The property owners were represented by Clay McCullough and Ross Appel of McCullough Khan, LLC and Jay Ward of Richardson, Patrick, Westbrook & Brickman.

“This is a great day for thousands of homeowners and businesses in Berkeley County who paid fees, but did not receive the benefits that were promised to them,” said Appel. “After two years of hard work, we are pleased to report that thousands of residential and commercial property owners in Berkeley County will soon be receiving checks in the mail.”

The class action lawsuit alleged that Berkeley County collected approximately $12 million in impact fees from developers since 2006, but only spent roughly $1.9 million on two road projects within the time period specified by state law. The controversial program was terminated in 2014 and replaced by a half-cent transportation sales tax. Since the program’s repeal and after allocating settlement funds, the county has now expended the balance of the impact fees.

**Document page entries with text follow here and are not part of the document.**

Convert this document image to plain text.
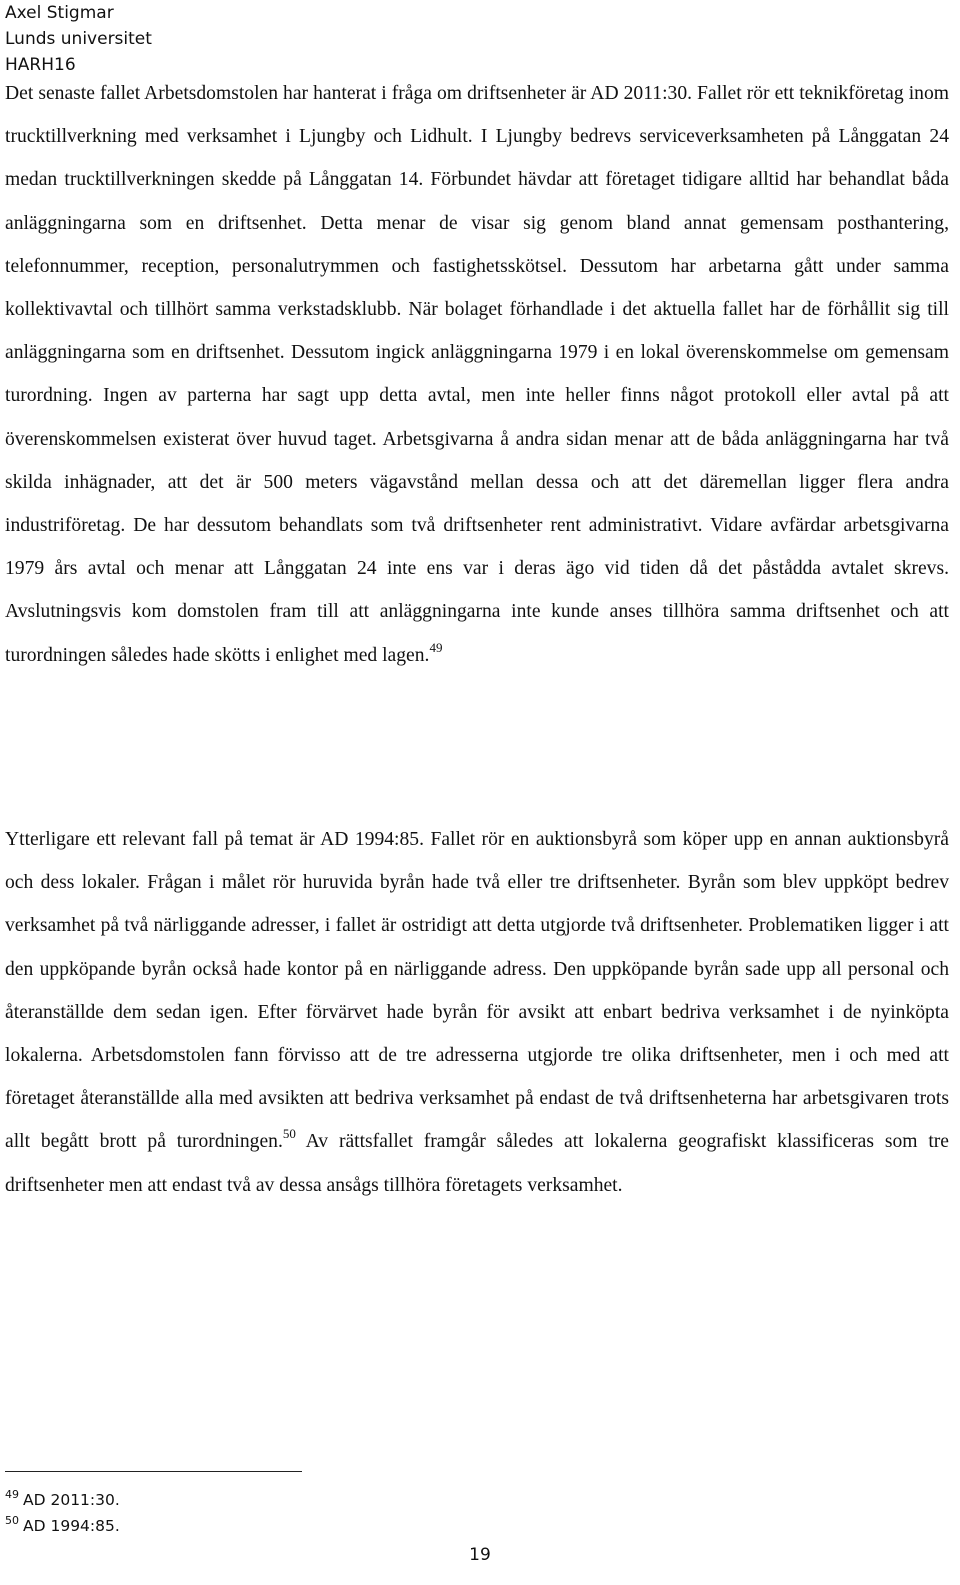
Axel Stigmar
Lunds universitet
HARH16

Det senaste fallet Arbetsdomstolen har hanterat i fråga om driftsenheter är AD 2011:30. Fallet rör ett teknikföretag inom trucktillverkning med verksamhet i Ljungby och Lidhult. I Ljungby bedrevs serviceverksamheten på Långgatan 24 medan trucktillverkningen skedde på Långgatan 14. Förbundet hävdar att företaget tidigare alltid har behandlat båda anläggningarna som en driftsenhet. Detta menar de visar sig genom bland annat gemensam posthantering, telefonnummer, reception, personalutrymmen och fastighetsskötsel. Dessutom har arbetarna gått under samma kollektivavtal och tillhört samma verkstadsklubb. När bolaget förhandlade i det aktuella fallet har de förhållit sig till anläggningarna som en driftsenhet. Dessutom ingick anläggningarna 1979 i en lokal överenskommelse om gemensam turordning. Ingen av parterna har sagt upp detta avtal, men inte heller finns något protokoll eller avtal på att överenskommelsen existerat över huvud taget. Arbetsgivarna å andra sidan menar att de båda anläggningarna har två skilda inhägnader, att det är 500 meters vägavstånd mellan dessa och att det däremellan ligger flera andra industriföretag. De har dessutom behandlats som två driftsenheter rent administrativt. Vidare avfärdar arbetsgivarna 1979 års avtal och menar att Långgatan 24 inte ens var i deras ägo vid tiden då det påstådda avtalet skrevs. Avslutningsvis kom domstolen fram till att anläggningarna inte kunde anses tillhöra samma driftsenhet och att turordningen således hade skötts i enlighet med lagen.$^{49}$

Ytterligare ett relevant fall på temat är AD 1994:85. Fallet rör en auktionsbyrå som köper upp en annan auktionsbyrå och dess lokaler. Frågan i målet rör huruvida byrån hade två eller tre driftsenheter. Byrån som blev uppköpt bedrev verksamhet på två närliggande adresser, i fallet är ostridigt att detta utgjorde två driftsenheter. Problematiken ligger i att den uppköpande byrån också hade kontor på en närliggande adress. Den uppköpande byrån sade upp all personal och återanställde dem sedan igen. Efter förvärvet hade byrån för avsikt att enbart bedriva verksamhet i de nyinköpta lokalerna. Arbetsdomstolen fann förvisso att de tre adresserna utgjorde tre olika driftsenheter, men i och med att företaget återanställde alla med avsikten att bedriva verksamhet på endast de två driftsenheterna har arbetsgivaren trots allt begått brott på turordningen.$^{50}$ Av rättsfallet framgår således att lokalerna geografiskt klassificeras som tre driftsenheter men att endast två av dessa ansågs tillhöra företagets verksamhet.

$^{49}$ AD 2011:30.
$^{50}$ AD 1994:85.
19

State law requires local governments to spend impact fees within three years of the project’s scheduled completion date or refund current owners of property upon which the impact fees were paid. The lawsuit alleged the county did not update its capital improvement plan, which schedules impact fee expenditures, and failed to perform annual program reviews. Both of these actions are required by state law.

Berkeley County Council authorized the collection of impact fees in 2006 to pay for two road projects: a new I-26 interchange called the Sheep Island Interchange and a spine road between the Dorchester County line and U.S. 17-A. Neither has been constructed.

“The impact fee program was repealed and replaced with a more equitable way of funding infrastructure improvements,” said Ward. “The county charged residents for infrastructure projects that were not completed, which is contrary to state law. We are pleased to be returning this unspent money to its rightful owners: the people and businesses of Berkeley County.”

The impact fee program had been criticized by county officials in recent years as bad for small businesses and a “job killer” because it raised the cost of development. Berkeley County Supervisor Bill Peagler called the fees “outrageous” during the 2014 election and Dan Davis, the outgoing county supervisor, said the fees were “one of the worst things that Berkeley County has ever done.”

“This case is ultimately about local government’s responsibility to use public funds according to state law,” said McCullough. “We applaud the current administration for doing the right thing by settling this case.”